Dennoch entschwand die Dichterin, die nach einem Frankfurter Zwischenspiel seit 1989 wieder in Wien lebte, fast ganz aus der öffentlichen Wahrnehmung, ehe sie sich, animiert von Richard Reichensperger, mit dem "Journal des Verschwindens" im Standard regelmäßig zu Wort meldete. Ihre lebenslange Leidenschaft für das Kino als einen Ort des gnädigen Sichverlierens wird zum Schreibmotor, manchmal geht sie viermal täglich, nulla dies sine cinema: 2001 erscheint "Film und Verhängnis - Blitzlichter auf ein Leben".
Weltumfassende Mieselsucht
Vom schwer Begreiflichen hat Ilse Aichinger zum unverrätselt Lakonischen gefunden, auch zum verpönten Zusammenhang, gerade im Beiläufigen, scheinbar Zufälligen. In ihrer Glossen pflegte Aichinger, das ewige Wiener Kind, eine weltumfassende Mieselsucht und einen düsteren Witz. Auf Schicksalsschläge, die das Frankl'sche Sinngebot frivol erscheinen lassen - den Tod ihres Sohnes, des Schriftstellers Clemens Eich, und ihres Lebensmenschen Richard Reichensperger - reagierte sie mit Obstinatheit und Renitenz. Die klingt schon in "Nachruf" an, einem Gedicht aus dem einzigen, wunderbar wortkargen Lyrikband "Verschenkter Rat"(1978): "Gib mir den Mantel, Martin, / aber geh erst vom Sattel /und laß dein Schwert, wo es ist, / gib mir den ganzen." -
Sie, die große Dichterin, die allen großen Worten abhold war und um den Preis des guten Rates wusste, ging immer aufs Ganze, auch mit dem kleinsten Zipfel Wirklichkeit. Aichingers Zauberwort war Genauigkeit, als Gegensatz nicht zum Flüchtigen, sondern zum allzu Kunstvollen: "das Genaue ist meist weniger schön", meinte sie einmal abfällig über die Bachmann.
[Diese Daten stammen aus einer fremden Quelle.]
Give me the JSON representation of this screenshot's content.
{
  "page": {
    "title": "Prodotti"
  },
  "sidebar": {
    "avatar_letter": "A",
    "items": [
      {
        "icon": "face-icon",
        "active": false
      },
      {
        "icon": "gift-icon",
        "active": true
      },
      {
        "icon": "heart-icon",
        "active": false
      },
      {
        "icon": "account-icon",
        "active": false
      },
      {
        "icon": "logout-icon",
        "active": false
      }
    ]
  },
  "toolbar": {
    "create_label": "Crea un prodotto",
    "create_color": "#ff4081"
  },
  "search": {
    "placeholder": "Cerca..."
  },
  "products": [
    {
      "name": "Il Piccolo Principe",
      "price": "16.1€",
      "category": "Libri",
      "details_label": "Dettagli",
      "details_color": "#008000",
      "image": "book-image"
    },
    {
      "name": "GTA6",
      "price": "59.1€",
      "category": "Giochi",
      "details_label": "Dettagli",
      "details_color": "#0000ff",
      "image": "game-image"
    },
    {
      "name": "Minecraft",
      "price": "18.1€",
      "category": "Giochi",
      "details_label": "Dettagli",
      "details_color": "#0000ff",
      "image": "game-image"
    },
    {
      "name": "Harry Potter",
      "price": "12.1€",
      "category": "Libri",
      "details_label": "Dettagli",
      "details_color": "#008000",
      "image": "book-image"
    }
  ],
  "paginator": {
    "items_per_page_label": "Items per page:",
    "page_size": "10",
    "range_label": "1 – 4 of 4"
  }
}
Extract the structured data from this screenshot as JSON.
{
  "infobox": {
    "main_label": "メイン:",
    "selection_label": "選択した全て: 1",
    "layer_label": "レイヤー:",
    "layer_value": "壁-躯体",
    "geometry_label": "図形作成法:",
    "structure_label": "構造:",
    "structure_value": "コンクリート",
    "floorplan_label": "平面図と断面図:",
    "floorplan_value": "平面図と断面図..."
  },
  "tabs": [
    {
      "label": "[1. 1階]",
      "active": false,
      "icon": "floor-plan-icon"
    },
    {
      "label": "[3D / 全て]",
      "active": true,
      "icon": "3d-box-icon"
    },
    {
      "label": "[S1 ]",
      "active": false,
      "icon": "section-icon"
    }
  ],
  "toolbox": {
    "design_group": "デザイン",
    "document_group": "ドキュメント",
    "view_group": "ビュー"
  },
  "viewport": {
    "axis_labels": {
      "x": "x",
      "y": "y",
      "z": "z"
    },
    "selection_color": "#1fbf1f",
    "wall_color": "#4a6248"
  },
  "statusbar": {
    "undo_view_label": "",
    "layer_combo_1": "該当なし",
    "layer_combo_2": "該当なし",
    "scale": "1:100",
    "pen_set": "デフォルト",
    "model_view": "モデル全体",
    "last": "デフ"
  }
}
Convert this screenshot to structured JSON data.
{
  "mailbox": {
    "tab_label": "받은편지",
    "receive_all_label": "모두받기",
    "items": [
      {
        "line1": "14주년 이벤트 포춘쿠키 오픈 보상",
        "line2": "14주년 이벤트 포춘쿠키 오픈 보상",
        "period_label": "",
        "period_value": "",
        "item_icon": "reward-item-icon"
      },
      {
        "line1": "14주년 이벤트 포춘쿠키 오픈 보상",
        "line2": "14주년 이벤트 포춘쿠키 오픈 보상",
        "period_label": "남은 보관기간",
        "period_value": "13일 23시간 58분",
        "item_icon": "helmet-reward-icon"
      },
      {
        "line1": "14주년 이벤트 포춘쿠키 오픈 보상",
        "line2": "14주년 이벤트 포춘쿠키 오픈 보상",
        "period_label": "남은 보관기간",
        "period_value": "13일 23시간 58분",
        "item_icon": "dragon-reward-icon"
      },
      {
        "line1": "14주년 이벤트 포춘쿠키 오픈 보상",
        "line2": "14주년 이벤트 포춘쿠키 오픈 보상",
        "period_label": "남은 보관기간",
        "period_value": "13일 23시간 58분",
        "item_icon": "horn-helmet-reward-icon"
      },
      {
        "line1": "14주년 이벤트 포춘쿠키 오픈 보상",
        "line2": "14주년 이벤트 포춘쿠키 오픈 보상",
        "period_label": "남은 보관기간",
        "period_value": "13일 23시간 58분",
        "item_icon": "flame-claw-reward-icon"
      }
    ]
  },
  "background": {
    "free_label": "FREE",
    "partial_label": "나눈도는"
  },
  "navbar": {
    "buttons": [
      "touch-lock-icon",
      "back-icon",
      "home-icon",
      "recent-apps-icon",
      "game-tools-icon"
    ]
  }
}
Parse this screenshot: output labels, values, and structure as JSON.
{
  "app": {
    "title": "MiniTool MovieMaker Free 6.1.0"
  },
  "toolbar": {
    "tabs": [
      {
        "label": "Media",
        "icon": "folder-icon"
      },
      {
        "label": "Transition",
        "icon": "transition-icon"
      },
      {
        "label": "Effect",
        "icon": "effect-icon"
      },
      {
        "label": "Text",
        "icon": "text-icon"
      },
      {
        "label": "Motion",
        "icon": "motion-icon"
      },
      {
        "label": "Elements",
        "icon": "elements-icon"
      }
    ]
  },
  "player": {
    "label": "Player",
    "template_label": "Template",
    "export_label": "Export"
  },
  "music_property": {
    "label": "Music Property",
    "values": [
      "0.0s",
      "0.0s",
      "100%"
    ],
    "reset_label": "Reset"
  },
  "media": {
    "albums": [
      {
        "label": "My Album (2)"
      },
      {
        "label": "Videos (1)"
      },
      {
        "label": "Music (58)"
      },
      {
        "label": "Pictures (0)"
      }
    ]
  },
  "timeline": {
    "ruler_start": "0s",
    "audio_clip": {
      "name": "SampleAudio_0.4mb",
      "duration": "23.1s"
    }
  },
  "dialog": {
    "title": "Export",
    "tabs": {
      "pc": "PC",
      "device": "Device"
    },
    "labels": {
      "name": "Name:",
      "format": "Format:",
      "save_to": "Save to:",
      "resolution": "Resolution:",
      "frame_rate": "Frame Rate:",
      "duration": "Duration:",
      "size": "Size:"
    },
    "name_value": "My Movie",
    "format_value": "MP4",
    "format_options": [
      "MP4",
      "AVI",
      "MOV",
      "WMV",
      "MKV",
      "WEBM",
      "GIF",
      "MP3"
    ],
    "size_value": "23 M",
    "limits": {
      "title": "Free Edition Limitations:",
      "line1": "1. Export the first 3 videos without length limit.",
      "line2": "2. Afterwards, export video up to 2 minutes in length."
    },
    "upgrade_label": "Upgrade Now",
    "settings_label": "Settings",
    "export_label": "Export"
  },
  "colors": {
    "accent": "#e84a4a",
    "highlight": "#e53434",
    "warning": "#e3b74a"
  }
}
Daher kam es, dass sie die Welt als fremd darstellen musste, um wahrhaftig zu sein, ja dass sie das Nicht-Schreiben als die eigentliche Herausforderung ihres Berufes sah: "Ich verdächtige alles, was man mit Recht sagen kann, schon lange."
Dem Tod und dem Nichts begegnete sie mit kaltschnäuziger Koketterie, Cioran, der Prediger der Verneinung, war ihre Bibel. Von ihm lernte sie wohl ihre unheimliche Gelassenheit. Auf die Frage, was von ihrer Literatur bleiben solle, meinte sie einmal: "Es muß gar nichts bleiben. Hauptsache, es kommt eine neue."